God of Light, shine in our lives that we may see not only our sinfulness but also that we are your children, your servants and witnesses to your love and grace. Amen.
Saturday, February 21, 2015
“Then he [the servant] went, threw him into prison until he would pay the debt” (Matthew 18:30).
Lauren looked up from her desk and noticed a young woman looking a little disorientated and confused. She was obviously a new hire who had been dropped in the maze of cubicles and expected to find her way around and do her job. Lauren remembered her first days at work a few years before and how daunting finding the break room and running the copier had been. No one else seemed to have recognized that the confused daze had turned into a “deer-in-the-headlights” look on the woman’s face. Lauren’s memories motivated her into action. He got up from her desk, approached the young woman and introduced herself. “Here, let me show you around and introduce you to a few people,” she said.

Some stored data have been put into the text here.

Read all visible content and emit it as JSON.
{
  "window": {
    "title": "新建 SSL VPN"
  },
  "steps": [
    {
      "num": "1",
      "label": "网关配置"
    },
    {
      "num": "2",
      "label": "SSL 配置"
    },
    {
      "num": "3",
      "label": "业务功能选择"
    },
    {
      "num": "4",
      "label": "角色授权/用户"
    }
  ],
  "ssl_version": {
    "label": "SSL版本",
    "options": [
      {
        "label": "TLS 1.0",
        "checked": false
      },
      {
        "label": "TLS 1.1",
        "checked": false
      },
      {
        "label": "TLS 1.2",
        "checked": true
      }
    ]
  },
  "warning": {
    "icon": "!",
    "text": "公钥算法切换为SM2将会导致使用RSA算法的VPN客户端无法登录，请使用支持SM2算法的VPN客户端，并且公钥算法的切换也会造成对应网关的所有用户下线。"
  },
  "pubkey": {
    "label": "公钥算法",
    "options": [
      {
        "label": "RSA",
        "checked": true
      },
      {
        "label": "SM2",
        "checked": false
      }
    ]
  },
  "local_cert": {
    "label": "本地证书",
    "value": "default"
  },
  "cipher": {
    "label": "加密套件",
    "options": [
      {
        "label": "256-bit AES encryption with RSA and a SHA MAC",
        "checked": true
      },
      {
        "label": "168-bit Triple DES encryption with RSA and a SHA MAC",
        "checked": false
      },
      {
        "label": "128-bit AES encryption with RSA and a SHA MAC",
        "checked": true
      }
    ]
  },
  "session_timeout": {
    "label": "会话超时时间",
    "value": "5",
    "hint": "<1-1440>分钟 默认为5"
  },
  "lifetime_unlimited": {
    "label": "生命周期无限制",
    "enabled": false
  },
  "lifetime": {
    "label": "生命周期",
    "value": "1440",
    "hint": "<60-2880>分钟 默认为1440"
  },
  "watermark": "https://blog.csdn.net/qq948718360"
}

The servant’s memory was short lived. He quickly forgot his terror at his family being sold into slavery by his master in order to pay his debts. The servant also forgot his joy at being forgiven his debts and being freed. His memory loss caused him to act in an ungrateful and unforgiving manner towards those who owed him money.
God has given us his steadfast love, unconditional forgiveness and overwhelming grace. When we remember this and celebrate it, we are enabled to share that same love and forgiveness with those around us.
Gracious Lord, Enable us to remember what you have done in our lives. May those memories shape our relationships with others. Amen.
Sunday, February 22, 2015
“And in anger his lord handed him over to be tortured until he world pay his entire debt” (Matthew 18:34).
Many Christians believe that forgiving others is an option in a Christian’s life. “We don’t need to forgive,” we tell ourselves. “No harm is done if we don’t forgive,” we rationalize. “There are times,” we proclaim, “when it is just and right for us to withhold forgiveness.” Such thoughts are filled with lies.
The unforgiving servant was handed over to be tortured by his master. In reality the servant was already tortured and imprisoned by his lack of forgiveness long before his master acted. The lack of forgiveness does that in our lives. It imprisons us in hateful thoughts and unloving actions. Not forgiving others robs us of the experience of a full, abundant life. The lack of forgiveness also affects the community by dampening the celebration of God’s grace and limiting the expression of God’s love.
Forgiveness is not an option for the Christian. Forgiveness is a necessity—for our wellbeing, for the community’s health and for the life of the one who needs to be forgiven. We express the importance of forgiveness every time we pray The Lord’s Prayer, “Forgive us our sins, as we forgive those who have sinned against us.”
Healing God, forgive us and help us to forgive, so that your healing touch may be experienced in all of our relationships. Amen.